Traxium's Driver Safety module runs all four alerts out of the box — tuned for Indian highway noise floor (3 km/h GPS), with WhatsApp push to driver and dispatcher. 30 days free.
Start Free Trial →Frequently asked questions
What is the legal driving hour limit for truck drivers in India?
Under the Motor Vehicles Act 1988 Section 91, regular maximum is 8 hours per day, extendable to 10 in exceptional circumstances. Weekly maximum is 48 hours regular, 54 max. Continuous driving capped at 5 hours before a mandatory 30-minute rest.
Is night driving legally restricted for commercial vehicles in India?
There is no blanket legal ban on night driving for commercial vehicles, but state notifications may restrict night movement on specific stretches (hill highways, ghat sections). Insurance policies typically treat 21:00-06:00 as higher-risk and may impose stricter rest requirements.
Can my insurer deny a claim if my driver exceeded driving hours?
Yes. Standard commercial vehicle policies include compliance with the Motor Vehicles Act as a claim condition. Severe accidents with documented hours-violation evidence (your own GPS log or police FIR) can result in denied or reduced settlement.

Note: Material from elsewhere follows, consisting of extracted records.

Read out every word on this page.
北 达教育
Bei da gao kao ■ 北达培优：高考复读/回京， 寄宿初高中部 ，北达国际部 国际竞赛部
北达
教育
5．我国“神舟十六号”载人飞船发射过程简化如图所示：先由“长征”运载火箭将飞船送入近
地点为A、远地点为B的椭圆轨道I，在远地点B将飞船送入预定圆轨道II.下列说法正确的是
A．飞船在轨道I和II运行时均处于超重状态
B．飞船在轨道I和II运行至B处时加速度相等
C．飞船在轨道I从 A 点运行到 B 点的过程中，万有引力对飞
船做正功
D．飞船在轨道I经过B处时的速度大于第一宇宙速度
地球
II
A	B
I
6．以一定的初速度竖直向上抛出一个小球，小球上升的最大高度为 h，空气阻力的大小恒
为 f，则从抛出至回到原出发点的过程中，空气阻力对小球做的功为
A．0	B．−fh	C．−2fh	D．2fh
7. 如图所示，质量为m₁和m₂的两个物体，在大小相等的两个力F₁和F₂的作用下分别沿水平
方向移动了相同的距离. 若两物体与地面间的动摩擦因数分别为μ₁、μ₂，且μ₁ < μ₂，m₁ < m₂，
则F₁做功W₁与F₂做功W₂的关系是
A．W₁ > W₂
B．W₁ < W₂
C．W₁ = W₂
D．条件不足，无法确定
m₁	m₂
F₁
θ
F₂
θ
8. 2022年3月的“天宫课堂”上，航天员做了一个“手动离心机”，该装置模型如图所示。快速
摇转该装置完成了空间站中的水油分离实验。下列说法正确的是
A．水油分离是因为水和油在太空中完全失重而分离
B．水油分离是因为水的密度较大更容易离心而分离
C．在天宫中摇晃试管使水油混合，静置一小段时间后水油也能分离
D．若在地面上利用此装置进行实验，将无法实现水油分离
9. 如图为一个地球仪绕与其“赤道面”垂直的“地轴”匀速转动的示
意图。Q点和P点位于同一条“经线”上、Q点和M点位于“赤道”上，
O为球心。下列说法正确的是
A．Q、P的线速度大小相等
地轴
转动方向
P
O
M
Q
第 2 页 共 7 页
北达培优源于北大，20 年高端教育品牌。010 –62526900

How long must a driver rest between two trips?
The legal minimum under Section 91 is implied through the 8-hour-per-24h cap. The practical fleet policy used by safety-tight operators is 10 consecutive hours off-duty between trips.
What is the best way to enforce driving hours across a fleet?
Automated alerts from your fleet management software, with WhatsApp push to both the driver and the dispatcher. Manual policy without alerts is forgotten by the second week.